The good news: the movie’s very enjoyable. The concept used to introduce brothers Gary and Walter – one human, one muppet – is a clever one; the songs are mostly great; Jason Segel’s excitement at being surrounded by these puppets is palpable. I laughed, I cried. And yet…
The bad news: the voices are wrong. For the first hour of the movie I cringed every time Fozzie or Piggy spoke. It’s like seeing your favourite band play but hearing a cover song boom out of the speakers. It made me feel a little bit like I was going mad.
This isn’t the first time. When Jim Henson died, and Kermit’s voice changed forever, I remember thinking that maybe the character should’ve been retired.

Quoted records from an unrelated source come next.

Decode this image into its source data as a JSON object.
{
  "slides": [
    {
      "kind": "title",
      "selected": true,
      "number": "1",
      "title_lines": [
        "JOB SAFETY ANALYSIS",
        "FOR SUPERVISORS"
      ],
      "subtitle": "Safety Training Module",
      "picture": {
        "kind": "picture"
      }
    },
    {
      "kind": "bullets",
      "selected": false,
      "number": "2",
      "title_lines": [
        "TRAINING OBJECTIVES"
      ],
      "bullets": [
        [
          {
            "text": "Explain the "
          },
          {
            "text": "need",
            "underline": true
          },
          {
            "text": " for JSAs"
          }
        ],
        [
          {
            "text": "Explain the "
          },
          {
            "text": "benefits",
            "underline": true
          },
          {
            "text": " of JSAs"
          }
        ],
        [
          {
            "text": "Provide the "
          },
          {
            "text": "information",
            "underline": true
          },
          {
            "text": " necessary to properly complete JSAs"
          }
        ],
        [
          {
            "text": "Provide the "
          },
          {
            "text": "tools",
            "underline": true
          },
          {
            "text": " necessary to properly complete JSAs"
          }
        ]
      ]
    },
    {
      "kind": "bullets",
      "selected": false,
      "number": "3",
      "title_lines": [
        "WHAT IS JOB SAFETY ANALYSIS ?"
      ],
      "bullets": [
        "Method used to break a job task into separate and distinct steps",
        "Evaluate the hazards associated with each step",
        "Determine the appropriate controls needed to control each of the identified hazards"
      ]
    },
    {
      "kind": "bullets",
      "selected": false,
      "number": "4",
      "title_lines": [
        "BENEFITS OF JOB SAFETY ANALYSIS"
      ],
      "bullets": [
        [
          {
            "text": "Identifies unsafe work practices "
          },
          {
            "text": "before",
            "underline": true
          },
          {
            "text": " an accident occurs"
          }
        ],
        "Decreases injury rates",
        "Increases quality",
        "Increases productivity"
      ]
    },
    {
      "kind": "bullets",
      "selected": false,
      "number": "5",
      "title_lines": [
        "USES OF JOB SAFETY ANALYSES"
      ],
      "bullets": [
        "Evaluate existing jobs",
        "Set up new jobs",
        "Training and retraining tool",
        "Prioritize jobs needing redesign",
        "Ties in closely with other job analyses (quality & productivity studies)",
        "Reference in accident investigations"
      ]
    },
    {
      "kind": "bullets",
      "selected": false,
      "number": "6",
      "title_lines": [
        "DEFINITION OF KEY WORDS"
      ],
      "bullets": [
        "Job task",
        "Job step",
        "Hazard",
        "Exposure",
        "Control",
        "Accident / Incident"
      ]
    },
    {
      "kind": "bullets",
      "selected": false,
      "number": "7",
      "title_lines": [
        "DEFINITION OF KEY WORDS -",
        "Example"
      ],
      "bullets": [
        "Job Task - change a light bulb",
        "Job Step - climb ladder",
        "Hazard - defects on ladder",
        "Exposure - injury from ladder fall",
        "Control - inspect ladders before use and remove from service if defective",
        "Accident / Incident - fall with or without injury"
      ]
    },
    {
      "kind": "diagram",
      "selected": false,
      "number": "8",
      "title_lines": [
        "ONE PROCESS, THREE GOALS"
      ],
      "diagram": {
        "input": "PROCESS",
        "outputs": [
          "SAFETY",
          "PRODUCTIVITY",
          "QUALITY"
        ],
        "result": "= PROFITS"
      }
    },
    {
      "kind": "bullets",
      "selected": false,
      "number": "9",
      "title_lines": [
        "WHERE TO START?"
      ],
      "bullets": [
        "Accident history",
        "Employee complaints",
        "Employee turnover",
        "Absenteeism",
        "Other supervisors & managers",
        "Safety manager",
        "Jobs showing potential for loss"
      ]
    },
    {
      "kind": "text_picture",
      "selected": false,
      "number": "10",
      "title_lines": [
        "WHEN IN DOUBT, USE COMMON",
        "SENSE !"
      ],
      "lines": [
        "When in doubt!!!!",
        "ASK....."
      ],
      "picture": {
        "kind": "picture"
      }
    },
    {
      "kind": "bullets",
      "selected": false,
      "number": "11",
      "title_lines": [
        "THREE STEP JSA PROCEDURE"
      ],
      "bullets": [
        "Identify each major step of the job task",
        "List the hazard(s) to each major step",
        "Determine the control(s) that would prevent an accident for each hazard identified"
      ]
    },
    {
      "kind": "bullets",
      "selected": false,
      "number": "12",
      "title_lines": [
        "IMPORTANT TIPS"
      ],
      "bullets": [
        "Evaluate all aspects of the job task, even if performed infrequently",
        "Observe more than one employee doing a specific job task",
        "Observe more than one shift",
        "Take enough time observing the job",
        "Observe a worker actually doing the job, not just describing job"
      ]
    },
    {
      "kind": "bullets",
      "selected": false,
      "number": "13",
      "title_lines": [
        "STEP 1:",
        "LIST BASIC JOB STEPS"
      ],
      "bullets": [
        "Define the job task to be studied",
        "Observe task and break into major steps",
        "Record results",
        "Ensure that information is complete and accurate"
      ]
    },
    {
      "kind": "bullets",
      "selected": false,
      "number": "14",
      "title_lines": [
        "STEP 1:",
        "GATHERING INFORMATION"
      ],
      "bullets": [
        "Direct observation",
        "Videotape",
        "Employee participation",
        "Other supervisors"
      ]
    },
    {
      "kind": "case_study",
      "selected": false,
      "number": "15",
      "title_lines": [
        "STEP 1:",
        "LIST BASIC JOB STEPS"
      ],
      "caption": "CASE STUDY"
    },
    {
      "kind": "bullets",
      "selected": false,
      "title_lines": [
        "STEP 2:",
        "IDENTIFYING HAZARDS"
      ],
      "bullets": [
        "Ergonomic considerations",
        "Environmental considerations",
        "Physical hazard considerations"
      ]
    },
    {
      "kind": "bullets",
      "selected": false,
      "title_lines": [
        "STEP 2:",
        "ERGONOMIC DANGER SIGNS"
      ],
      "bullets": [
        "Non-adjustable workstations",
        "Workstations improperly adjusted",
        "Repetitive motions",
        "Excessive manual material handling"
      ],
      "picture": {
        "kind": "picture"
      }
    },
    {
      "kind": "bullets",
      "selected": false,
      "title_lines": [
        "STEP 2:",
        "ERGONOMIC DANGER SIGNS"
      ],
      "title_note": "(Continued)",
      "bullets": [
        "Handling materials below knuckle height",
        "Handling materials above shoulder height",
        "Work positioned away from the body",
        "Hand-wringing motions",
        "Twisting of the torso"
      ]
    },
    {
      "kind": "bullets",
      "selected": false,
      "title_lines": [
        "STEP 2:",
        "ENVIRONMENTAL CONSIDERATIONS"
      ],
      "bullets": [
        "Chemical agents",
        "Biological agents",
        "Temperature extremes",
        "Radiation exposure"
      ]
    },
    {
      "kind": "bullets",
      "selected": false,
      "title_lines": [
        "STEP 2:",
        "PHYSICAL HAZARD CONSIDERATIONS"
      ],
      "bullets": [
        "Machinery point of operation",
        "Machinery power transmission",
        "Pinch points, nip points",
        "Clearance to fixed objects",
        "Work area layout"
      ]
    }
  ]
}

But that’s a selfish thought – why shouldn’t new generations enjoy Kermit, just to spare my feelings? New voices won’t matter to the kids who see the film. That’s how it should be.
It’s harder to take in The Muppets because Frank Oz – the man who gave life to Fozzie and Piggy – is still alive. The fact that Oz was unhappy with the script and worried it didn’t “respect the characters” did affect my viewing experience. Couldn’t they find some way to allay his concerns and get him on board?
It doesn’t always serve art to give creators the final say over their creations. Everyone alive agrees the Star Wars universe would be much improved if someone had found a way to ignore George Lucas’ whims. Everyone except Lucas, anyway.
It comes down to this: what is a muppet? Is it a character that should stay an extension of its creator or creators? Or is a muppet a Robin Hood or a Sherlock Holmes or a Batman, kept alive by dozens and dozens of different interpretations by artists good and bad?
(Or, as Homer Simpson once said, a muppet might be “not quite a mop and it’s not quite a puppet… but man! So to answer your question, I don’t know.”)
My favourite new Muppet story isn’t the film. It’s the muppet comic book by Roger Langridge from a few years ago. They mimic the format of the 1970s Muppet Show, keeping its anarchic humour while managing some beautiful character moments. His muppets are pencil-and-ink abstractions of already abstracted foam-and-felt, but they’re absolutely alive.
Ignore the funk revelations of the decade-old Muppets in Space movie. Langridge provides the definitive answer to Gonzo the Great’s true identity, completing an emotional journey that began in 1979’s The Muppet Movie as he sang ‘I’m Going To Go Back There Someday’.
Scooter asks Gonzo: “Tell me… please… what the heck are you??”
And Gonzo replies: “Oh, Scooter. I thought you knew. I’m an artist.”